Manche Dinge gehen im Familienalltag verloren
Dass sich Erziehungsmuster, beeinflusst durch äussere Umstände und veränderte Wertehaltung, mit jeder Generation verändern, hat definitiv gute Seiten. So sind Eltern mittlerweile sensibilisiert für den Schaden, den Gewalt psychischer und physischer Natur in der kindlichen Entwicklung anrichten kann. Jedoch haben heutige Erziehungsformen auch Nachteile. Denn im modernen Familienalltag kommen Kindern gewisse Lernfelder abhanden. Gelingt es, diese zu entlarven, können Eltern Gegensteuer geben. Zum Beispiel in diesen drei Bereichen:
Körperliche Entwicklung: Viele Kinder können heute weder Hampelmann noch Purzelbaum. Das ist keine Behauptung, das belegt eine Vielzahl von Studien. Immer mehr Kinder leiden unter Defiziten beim Körpergefühl und der Koordination. Das Marie Meierhoher Institut hält fest: «Eine grosse Mehrheit der Kinder zwischen drei und acht Jahren erreicht die offiziellen Bewegungsempfehlungen. Erhebungen zu den motorischen Basiskompetenzen aber zeigen, dass bis zu einem Drittel der Kindergärtler:innen und Erstklässler:innen motorischen Förderbedarf aufweisen.» Oft zeigen Kinder in ländlichen Gegenden bessere motorische Basiskompetenzen als Stadtkinder. Auch regionale Unterschiede sind feststellbar.
Bewegungserfahrungen beeinflussen also nicht nur die motorische und körperliche Entwicklung des Kindes, sondern auch alle anderen Entwicklungsbereiche.
Was überall gleich ist: Die motorischen Basiskompetenzen stehen in direktem Zusammenhang mit der gesamten gesunden Entwicklung eines Kindes. «In der kindlichen Entwicklung spielt Bewegung eine zentrale Rolle. Bewegung eröffnet und erweitert die Möglichkeiten des Kindes sich mit sich selbst, mit anderen Menschen, Materialien und Raum auseinanderzusetzen. Bewegungserfahrungen beeinflussen also nicht nur die motorische und körperliche Entwicklung des Kindes, sondern auch alle anderen Entwicklungsbereiche.» Was wir tun können: Das freie Spiel fördern, die Kinder turnen lassen, sie aber auch anleiten dabei, gezielte Übungen zu machen – etwa bei Ballspielen.

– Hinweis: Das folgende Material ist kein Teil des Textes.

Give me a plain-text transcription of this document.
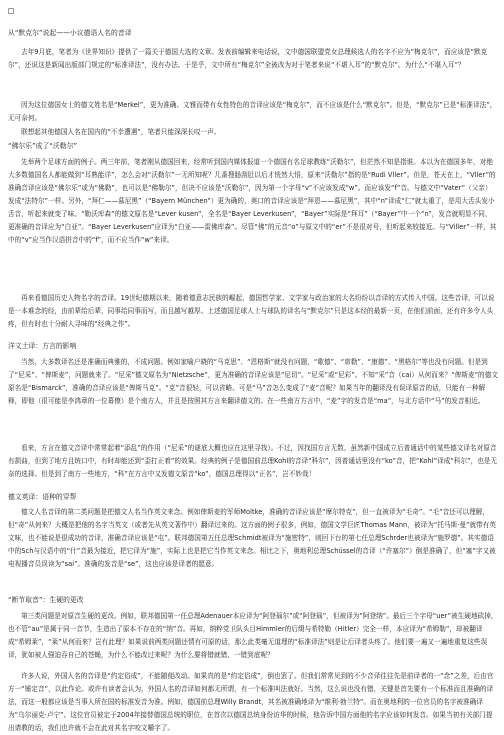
从“默克尔”说起——小议德语人名的音译
去年9月底，笔者为《世界知识》提供了一篇关于德国大选的文章。发表前编辑来电话说，文中德国联盟党女总理候选人的名字不应为“梅克尔”，而应该是“默克尔”，还说这是新闻出版部门规定的“标准译法”，没有办法。于是乎，文中所有“梅克尔”全被改为对于笔者来说“不堪入耳”的“默克尔”。为什么“不堪入耳”？
因为这位德国女士的德文姓名是“Merkel”，更为准确、文雅而带有女性特色的音译应该是“梅克尔”，而不应该是什么“默克尔”。但是，“默克尔”已是“标准译法”，无可奈何。
联想起其他德国人名在国内的“不幸遭遇”，笔者只能深深长叹一声。
“佛尔乐”成了“沃勒尔”
先举两个足球方面的例子。两三年前，笔者刚从德国回来，经常听到国内媒体报道一个德国有名足球教练“沃勒尔”，但茫然不知是指谁。本以为在德国多年，对绝大多数德国名人都能做到“耳熟能详”，怎么会对“沃勒尔”一无所知呢？几番搜肠刮肚以后才恍然大悟，原来“沃勒尔”指的是“Rudi Vller”。但是，苍天在上，“Vller”的准确音译应该是“佛尔乐”或为“佛勒”，也可以是“佛勒尔”，但决不应该是“沃勒尔”，因为第一个字母“v”不应该发成“w”。而应该发“f”音。与德文中“Vater”（父亲）发成“法特尔”一样。另外，“拜仁——慕尼黑”（“Bayern München”）更为确的，奥口的音译应该是“拜恩——慕尼黑”，其中“n”译成“仁”就太重了，是用大舌头发小舌音，听起来就变了味。“勒沃库森”的德文原名是“Lever kusen”，全名是“Bayer Leverkusen”，“Bayer”实际是“拜耳”（“Bayer”中一个“n”，发音就明显不同，更准确的音译应为“白亚”。“Bayer Leverkusen”应译为“白亚——雷佛库森”。尽管“佛”的元音“o”与原文中的“er”不是很对号，但听起来较接近。与“Viller”一样，其中的“v”应当作汉语拼音中的“f”，而不应当作“w”来译。
再来看德国历史人物名字的音译。19世纪德期以来，随着德意志民族的崛起，德国哲学家、文学家与政治家的大名纷纷以音译的方式传入中国。这些音译，可以说是一本难念的经，由前辈给后辈，同事给同事而写，而且越写越厚。上述德国足球人士与球队的译名与“默克尔”只是这本经的最新一页，在他们前面，还有许多令人头疼，但有时也十分耐人寻味的“经典之作”。
洋文土译：方言的影响
当然，大多数译名还是准确而典雅的，不成问题。例如家喻户晓的“马克思”、“恩格斯”就没有问题，“歌德”、“席勒”、“康德”、“黑格尔”等也没有问题。但是到了“尼采”、“俾斯麦”，问题就来了。“尼采”德文原名为“Nietzsche”，更为准确的音译应该是“尼切”。“尼采”或“尼彩”。不知“采”音（cai）从何而来？“俾斯麦”的德文原名是“Bismarck”，准确的音译应该是“俾斯马克”。“克”音很轻，可以省略。可是“马”音怎么变成了“麦”音呢？如果当年的翻译没有误译原音的话，只能有一种解释，即他（很可能是李鸿章的一位幕僚）是个南方人，并且是按照其方言来翻译德文的。在一些南方方言中，“麦”字的发音是“ma”，与北方话中“马”的发音相近。
看来，方言在德文音译中常常起着“添乱”的作用（“尼采”的谜底大概也应在这里寻找）。不过，因找国方言无数，虽然新中国成立后普通话中的某些德文译名对原音有损曲，但到了地方且统口中，有时却能还到“歪打正着”的效果。经典的例子是德国前总理Kohl的音译“科尔”，因普通话里没有“ko”音，把“Kohl”译成“科尔”，也是无奈的选择。但是到了南方一些地方，“科”在方言中又发德文原音“ko”，德国总理得以“正名”，岂不妙哉！
德文英译：语种的穿帮
德文人名音译的第二类问题是把德文人名当作英文来念。例如俾斯麦的军师Moltke，准确的音译应该是“摩尔特克”，但一直被译为“毛奇”。“毛”音还可以理解，但“奇”从何来？大概是把他的名字当英文（或者先从英文著作中）翻译过来的。这方面的例子很多，例如，德国文学巨匠Thomas Mann，被译为“托马斯·曼”就带有英文味，也不能说是很成功的音译，准确音译应该是“屯”。联邦德国第五任总理Schmidt被译为“施密特”，则回下台的第七任总理Schrder也被译为“施罗德”。其实德语中的Sch与汉语中的“什”音最为接近，把它译为“施”，实际上也是把它当作英文来念。相比之下，奥地利总理Schüssel的音译（“许塞尔”）倒是准确了，但“塞”字又被电视播音员误读为“sai”。准确的发音是“se”，这也应该是译者的愿意。
“断节取音”：生硬的更改
第三类问题是对原音生硬的更改。例如，联邦德国第一任总理Adenauer本应译为“阿登瑙尔”或“阿登瑙”，但被译为“阿登纳”。最后三个字母“uer”被生硬地砍掉，也不管“au”是属于同一音节，生造出了原本不存在的“纳”音。再如，纳粹党卫队头目Himmler的后缀与希特勒（Hitler）完全一样，本应译为“希姆勒”，却被翻译成“希姆莱”，“莱”从何而来？岂有此理？如果说前两类问题还情有可原的话，那么此类毫无道理的“标准译法”则是让后译者头疼了。他们要一遍又一遍地重复这些误译，犹如被人强迫吞自己的苍蝇，为什么不能改过来呢？为什么要将错就错、一错到底呢？
许多人说，外国人名的音译是“约定俗成”，不能随便改动。如果真的是“约定俗成”，倒也罢了。但我们常常见到的不少音译往往先是前译者的一“念”之差，后由官方一“锤定音”，以此作论。或许有读者会认为，外国人名的音译如何都无所谓，有一个标准叫法就好。当然，这么说也没有错，关键是首先要有一个标准而且准确的译法，而这一般都应该是当事人所在国的标准发音为准。例如，德国前总理Willy Brandt，其名被准确地译为“维利·勃兰特”。而在奥地利的一位官员的名字被准确译为“乌尔丽克·卢宁”。这位官员被定于2004年接替德国总统的职位，在首次以德国总统身份访华的时候，他告诉中国方面他的名字应该如何发音。如果当初有关部门提出请教的话，我们也许就不会在此对其名字咬文嚼字了。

Kreativität: Im Restaurant am Handy gamen, bis das Essen kommt. Im Zug ein paar Videos schauen, anstatt zum Fenster raus. In einer modernen Kindheit gibt es kaum noch beschäftigungsfreie Wartezeiten und schon gar keine ellenlangen Nachmittage an denen man nichts anderes zu tun hat, als auf einem Kirschenbaum zu sitzen, Früchte zu stehlen und sich Streiche auszudenken. In einer Welt voller Ablenkung kann man vergessen, was Langeweile eigentlich ist: ein Geschenk. Ein Geschenk, das Eltern ihren Kindern machen können, um deren Resilienz und Kreativität zu fördern. Das sind zwei wesentliche Bausteine des subjektiv empfundenen Glücks. Nur, wie soll ein erwachsener Mensch wissen, was er mit sich selbst anfangen kann, wenn er als Kind nicht gelernt hat, Langeweile zu überwinden?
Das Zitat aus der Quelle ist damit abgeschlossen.